First, the missing guns.
According to human rights group Amnesty International, private
arms brokers working for the Pentagon clandestinely shipped
hundreds of thousands of weapons and tens of millions of rounds
of ammunition from Bosnia to Iraq from July 2004 to June last
year.
In a new report, Amnesty's arms control researched Bryan
Wood says at least 200,000 Kalashnikovs destined for the Iraqi
Army never arrived.
"This is really irresponsible behavior," he says
in a titanic understatement.
By the time the machine guns disappeared, Wood says, they
had already been through the hands of dubious private contractors
from a half dozen countries.
"The principal US contracting firm had to use a broker
in Croatia that was not known to the Croatian government,"
he begins. "They then used a freight forwarding agent
in Bulgaria. They contracted a cargo company that had broken
the US embargo on Liberia and also flew an aircraft out that
didn't have air operating authorization."
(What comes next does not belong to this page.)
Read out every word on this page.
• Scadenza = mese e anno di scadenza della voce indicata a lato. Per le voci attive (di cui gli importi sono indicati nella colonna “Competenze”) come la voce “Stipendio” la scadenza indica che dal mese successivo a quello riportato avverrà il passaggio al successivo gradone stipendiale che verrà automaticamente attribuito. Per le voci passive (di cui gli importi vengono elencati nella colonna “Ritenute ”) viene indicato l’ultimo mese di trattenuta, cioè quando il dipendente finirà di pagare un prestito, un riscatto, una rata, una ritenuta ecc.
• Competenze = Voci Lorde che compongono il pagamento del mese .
But while the Defense Department's shipments to the Iraqi
police never arrived, Iraqi Army units are finding the fighters
they capture increasingly well equipped.
"The fighters have a lot of money," Iraqi military
interrogator Mohammed al-Mamory explains over the phone from
Baghdad. "Their weapon is usually the BTC automatic weapon.
They have snipers, guns, and bombs. They have chemicals that
can build bombs. They are spending a lot on buying them. We
see most of the time the weapons are brand new. We have never
seen them before."
In addition, American mistakes are complicating the job of
Iraqi security forces. Five security detainees escaped from
a high security prison in Northern Iraq Tueday. Ironically,
the prison had just been rebuilt by ECC International, a military
contractor based in Burlingame, California. Pratap Chatterjee,
managing director of the non-profit Corpwatch and author of
the book, "Iraq Inc., a Profitable Occupation."
He recently visited a school ECC International rebuilt in
Northern Iraq.
"When we went there, the boy's dormitory looked very
nice. It had just been painted yellow and red, but the moment
you went to the back you realized there was no paint in the
back," Chatterjee says.
He says it was clear ECC International simply wanted to be
able to take a photo in the front of the school that showed
a job well done: "There was debris from the construction.
There was no water in the taps and the sewage was flowing
out the east side and polluting the ground there."
As such, Chatterjee's not surprised Iraqi prisoners broke
through a wall that had just been repaired by ECC International
and escaped.
So far, the US military hasn't caught the five escapees.